Agnès Jaoui semble observer la fin d’une époque avec une mélancolie certaine, pointant du doigt les défauts d’une société qui cultive le paraître et le sensationnel au mépris de… l’expérience et la sagesse de vieux radoteurs aigris et dépassé ? Étrange. En effet, Place Publique cumule tellement d’oppositions qu’on ne sait plus vraiment sur quel pied danser. Si l’ensemble est bien vu, perspicace et presque léger grâce à une ambiance joliment piquée par l’humour grinçant du duo Bacri-Jaoui, le film donne pourtant l’impression de donner raison aux radoteurs qui n’ont pas réussi à prendre le train en marche et qui se réconfortent en marmonnant « C’était mieux de mon temps… ». Place Publique esquinte-t-il la société moderne avec ironie ou est-il le miroir de ses auteurs en train de rire jaune ?

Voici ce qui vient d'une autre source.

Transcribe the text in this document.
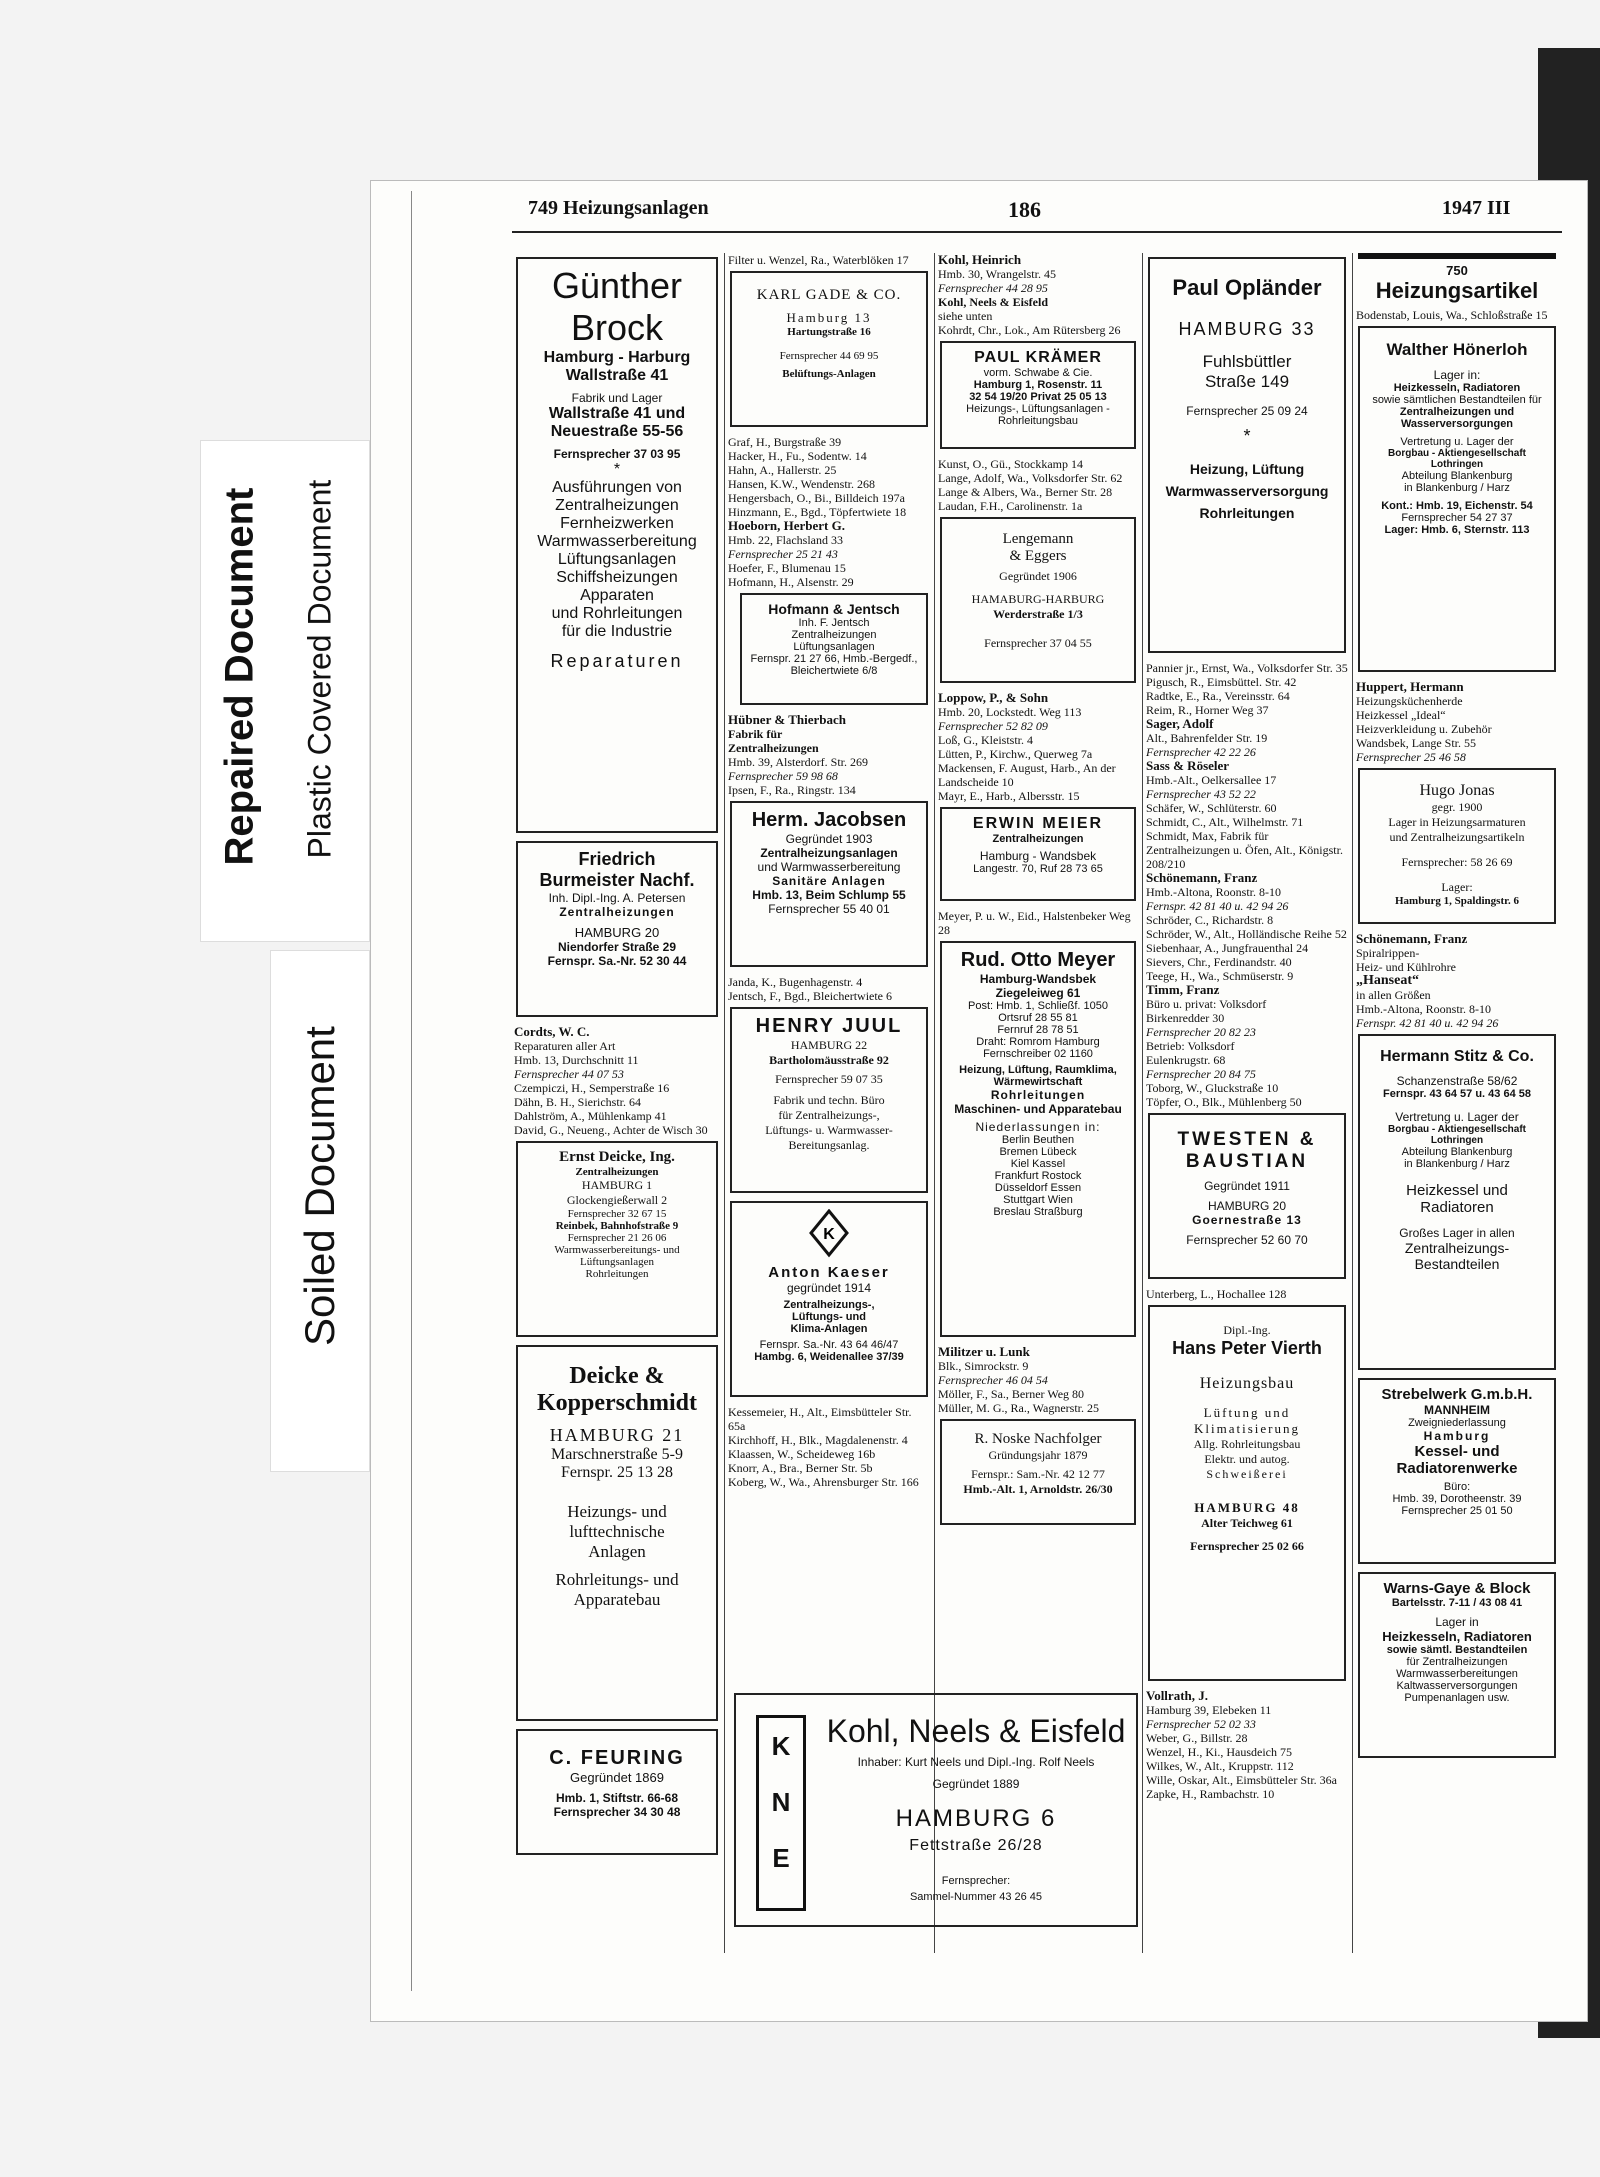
Repaired Document Plastic Covered Document
Soiled Document
749 Heizungsanlagen	186	1947 III
Günther
Brock
Hamburg - Harburg
Wallstraße 41
Fabrik und Lager
Wallstraße 41 und
Neuestraße 55-56
Fernsprecher 37 03 95
*
Ausführungen von
Zentralheizungen
Fernheizwerken
Warmwasserbereitung
Lüftungsanlagen
Schiffsheizungen
Apparaten
und Rohrleitungen
für die Industrie
Reparaturen
Friedrich
Burmeister Nachf.
Inh. Dipl.-Ing. A. Petersen
Zentralheizungen
HAMBURG 20
Niendorfer Straße 29
Fernspr. Sa.-Nr. 52 30 44
Cordts, W. C.
Reparaturen aller Art
Hmb. 13, Durchschnitt 11
Fernsprecher 44 07 53
Czempiczi, H., Semperstraße 16
Dähn, B. H., Sierichstr. 64
Dahlström, A., Mühlenkamp 41
David, G., Neueng., Achter de Wisch 30
Ernst Deicke, Ing.
Zentralheizungen
HAMBURG 1
Glockengießerwall 2
Fernsprecher 32 67 15
Reinbek, Bahnhofstraße 9
Fernsprecher 21 26 06
Warmwasserbereitungs- und Lüftungsanlagen
Rohrleitungen
Deicke &
Kopperschmidt
HAMBURG 21
Marschnerstraße 5-9
Fernspr. 25 13 28
Heizungs- und
lufttechnische
Anlagen
Rohrleitungs- und
Apparatebau
C. FEURING
Gegründet 1869
Hmb. 1, Stiftstr. 66-68
Fernsprecher 34 30 48
Filter u. Wenzel, Ra., Waterblöken 17
KARL GADE & CO.
Hamburg 13
Hartungstraße 16
Fernsprecher 44 69 95
Belüftungs-Anlagen
Graf, H., Burgstraße 39
Hacker, H., Fu., Sodentw. 14
Hahn, A., Hallerstr. 25
Hansen, K.W., Wendenstr. 268
Hengersbach, O., Bi., Billdeich 197a
Hinzmann, E., Bgd., Töpfertwiete 18
Hoeborn, Herbert G.
Hmb. 22, Flachsland 33
Fernsprecher 25 21 43
Hoefer, F., Blumenau 15
Hofmann, H., Alsenstr. 29
Hofmann & Jentsch
Inh. F. Jentsch
Zentralheizungen
Lüftungsanlagen
Fernspr. 21 27 66, Hmb.-Bergedf., Bleichertwiete 6/8
Hübner & Thierbach
Fabrik für
Zentralheizungen
Hmb. 39, Alsterdorf. Str. 269
Fernsprecher 59 98 68
Ipsen, F., Ra., Ringstr. 134
Herm. Jacobsen
Gegründet 1903
Zentralheizungsanlagen
und Warmwasserbereitung
Sanitäre Anlagen
Hmb. 13, Beim Schlump 55
Fernsprecher 55 40 01
Janda, K., Bugenhagenstr. 4
Jentsch, F., Bgd., Bleichertwiete 6
HENRY JUUL
HAMBURG 22
Bartholomäusstraße 92
Fernsprecher 59 07 35
Fabrik und techn. Büro
für Zentralheizungs-,
Lüftungs- u. Warmwasser-Bereitungsanlag.
K
Anton Kaeser
gegründet 1914
Zentralheizungs-,
Lüftungs- und
Klima-Anlagen
Fernspr. Sa.-Nr. 43 64 46/47
Hambg. 6, Weidenallee 37/39
Kessemeier, H., Alt., Eimsbütteler Str. 65a
Kirchhoff, H., Blk., Magdalenenstr. 4
Klaassen, W., Scheideweg 16b
Knorr, A., Bra., Berner Str. 5b
Koberg, W., Wa., Ahrensburger Str. 166
Kohl, Heinrich
Hmb. 30, Wrangelstr. 45
Fernsprecher 44 28 95
Kohl, Neels & Eisfeld
siehe unten
Kohrdt, Chr., Lok., Am Rütersberg 26
PAUL KRÄMER
vorm. Schwabe & Cie.
Hamburg 1, Rosenstr. 11
32 54 19/20 Privat 25 05 13
Heizungs-, Lüftungsanlagen - Rohrleitungsbau
Kunst, O., Gü., Stockkamp 14
Lange, Adolf, Wa., Volksdorfer Str. 62
Lange & Albers, Wa., Berner Str. 28
Laudan, F.H., Carolinenstr. 1a
Lengemann
& Eggers
Gegründet 1906
HAMABURG-HARBURG
Werderstraße 1/3
Fernsprecher 37 04 55
Loppow, P., & Sohn
Hmb. 20, Lockstedt. Weg 113
Fernsprecher 52 82 09
Loß, G., Kleiststr. 4
Lütten, P., Kirchw., Querweg 7a
Mackensen, F. August, Harb., An der Landscheide 10
Mayr, E., Harb., Albersstr. 15
ERWIN MEIER
Zentralheizungen
Hamburg - Wandsbek
Langestr. 70, Ruf 28 73 65
Meyer, P. u. W., Eid., Halstenbeker Weg 28
Rud. Otto Meyer
Hamburg-Wandsbek
Ziegeleiweg 61
Post: Hmb. 1, Schließf. 1050
Ortsruf 28 55 81
Fernruf 28 78 51
Draht: Romrom Hamburg
Fernschreiber 02 1160
Heizung, Lüftung, Raumklima, Wärmewirtschaft
Rohrleitungen
Maschinen- und Apparatebau
Niederlassungen in:
Berlin Beuthen
Bremen Lübeck
Kiel Kassel
Frankfurt Rostock
Düsseldorf Essen
Stuttgart Wien
Breslau Straßburg
Militzer u. Lunk
Blk., Simrockstr. 9
Fernsprecher 46 04 54
Möller, F., Sa., Berner Weg 80
Müller, M. G., Ra., Wagnerstr. 25
R. Noske Nachfolger
Gründungsjahr 1879
Fernspr.: Sam.-Nr. 42 12 77
Hmb.-Alt. 1, Arnoldstr. 26/30
K N E
Kohl, Neels & Eisfeld
Inhaber: Kurt Neels und Dipl.-Ing. Rolf Neels
Gegründet 1889
HAMBURG 6
Fettstraße 26/28
Fernsprecher:
Sammel-Nummer 43 26 45
Paul Opländer
HAMBURG 33
Fuhlsbüttler
Straße 149
Fernsprecher 25 09 24
*
Heizung, Lüftung
Warmwasserversorgung
Rohrleitungen
Pannier jr., Ernst, Wa., Volksdorfer Str. 35
Pigusch, R., Eimsbüttel. Str. 42
Radtke, E., Ra., Vereinsstr. 64
Reim, R., Horner Weg 37
Sager, Adolf
Alt., Bahrenfelder Str. 19
Fernsprecher 42 22 26
Sass & Röseler
Hmb.-Alt., Oelkersallee 17
Fernsprecher 43 52 22
Schäfer, W., Schlüterstr. 60
Schmidt, C., Alt., Wilhelmstr. 71
Schmidt, Max, Fabrik für Zentralheizungen u. Öfen, Alt., Königstr. 208/210
Schönemann, Franz
Hmb.-Altona, Roonstr. 8-10
Fernspr. 42 81 40 u. 42 94 26
Schröder, C., Richardstr. 8
Schröder, W., Alt., Holländische Reihe 52
Siebenhaar, A., Jungfrauenthal 24
Sievers, Chr., Ferdinandstr. 40
Teege, H., Wa., Schmüserstr. 9
Timm, Franz
Büro u. privat: Volksdorf
Birkenredder 30
Fernsprecher 20 82 23
Betrieb: Volksdorf
Eulenkrugstr. 68
Fernsprecher 20 84 75
Toborg, W., Gluckstraße 10
Töpfer, O., Blk., Mühlenberg 50
TWESTEN &
BAUSTIAN
Gegründet 1911
HAMBURG 20
Goernestraße 13
Fernsprecher 52 60 70
Unterberg, L., Hochallee 128
Dipl.-Ing.
Hans Peter Vierth
Heizungsbau
Lüftung und
Klimatisierung
Allg. Rohrleitungsbau
Elektr. und autog.
Schweißerei
HAMBURG 48
Alter Teichweg 61
Fernsprecher 25 02 66
Vollrath, J.
Hamburg 39, Elebeken 11
Fernsprecher 52 02 33
Weber, G., Billstr. 28
Wenzel, H., Ki., Hausdeich 75
Wilkes, W., Alt., Kruppstr. 112
Wille, Oskar, Alt., Eimsbütteler Str. 36a
Zapke, H., Rambachstr. 10
750
Heizungsartikel
Bodenstab, Louis, Wa., Schloßstraße 15
Walther Hönerloh
Lager in:
Heizkesseln, Radiatoren
sowie sämtlichen Bestandteilen für
Zentralheizungen und
Wasserversorgungen
Vertretung u. Lager der
Borgbau - Aktiengesellschaft
Lothringen
Abteilung Blankenburg
in Blankenburg / Harz
Kont.: Hmb. 19, Eichenstr. 54
Fernsprecher 54 27 37
Lager: Hmb. 6, Sternstr. 113
Huppert, Hermann
Heizungsküchenherde
Heizkessel „Ideal“
Heizverkleidung u. Zubehör
Wandsbek, Lange Str. 55
Fernsprecher 25 46 58
Hugo Jonas
gegr. 1900
Lager in Heizungsarmaturen
und Zentralheizungsartikeln
Fernsprecher: 58 26 69
Lager:
Hamburg 1, Spaldingstr. 6
Schönemann, Franz
Spiralrippen-
Heiz- und Kühlrohre
„Hanseat“
in allen Größen
Hmb.-Altona, Roonstr. 8-10
Fernspr. 42 81 40 u. 42 94 26
Hermann Stitz & Co.
Schanzenstraße 58/62
Fernspr. 43 64 57 u. 43 64 58
Vertretung u. Lager der
Borgbau - Aktiengesellschaft
Lothringen
Abteilung Blankenburg
in Blankenburg / Harz
Heizkessel und
Radiatoren
Großes Lager in allen
Zentralheizungs-
Bestandteilen
Strebelwerk G.m.b.H.
MANNHEIM
Zweigniederlassung
Hamburg
Kessel- und
Radiatorenwerke
Büro:
Hmb. 39, Dorotheenstr. 39
Fernsprecher 25 01 50
Warns-Gaye & Block
Bartelsstr. 7-11 / 43 08 41
Lager in
Heizkesseln, Radiatoren
sowie sämtl. Bestandteilen
für Zentralheizungen
Warmwasserbereitungen
Kaltwasserversorgungen
Pumpenanlagen usw.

Au casting justement : en tête d’affiche, on retrouve évidemment Agnès Jaoui (Aurore, Comme un Avion, Au bout du Conte…) et Jean-Pierre Bacri (Le Sens de la Fête, Santa et Cie, Grand Froid…), encore une fois dans leurs propres rôles, à la manière d’un vieux couple qui répète inlassablement les mêmes pas de danse peu importe le genre de musique. À leurs cotés, Léa Drucker (Jusqu’à La Garde, Arrêtez-Moi Là…) rayonne de naturel dans cet ensemble un peu trop caricatural. Autour d’eux, Kévin Azaïs (Compte Tes Blessures, La Belle Saison…), Sarah Suco (Aurore, Orpheline…) et Nina Meurisse (Une Vie…) gravitent, Héléna Noguerra (La Vie Domestique…) sort de l’ombre et Yvick Letexier – aka le youtubeur Mister V – sert de caution jeune je-m’en-foutiste (pas vraiment valorisante mais ô combien réaliste).

En conclusion, je suis partagée entre la comparaison facile avec Le Sens de la Fête, le fait que le duo Jaoui-Bacri ne fait plus vraiment d’effort pour se renouveler et le coté sympathique de l’ensemble. Place Publique, c’est surtout des retrouvailles entre Agnès Jaoui, Jean-Pierre Bacri et leur petit monde exclusif à la prétention populaire (encore une contradiction). Difficile à découvrir si on ne connait pas son style, donc. À tenter, en sachant où vous mettez les pieds.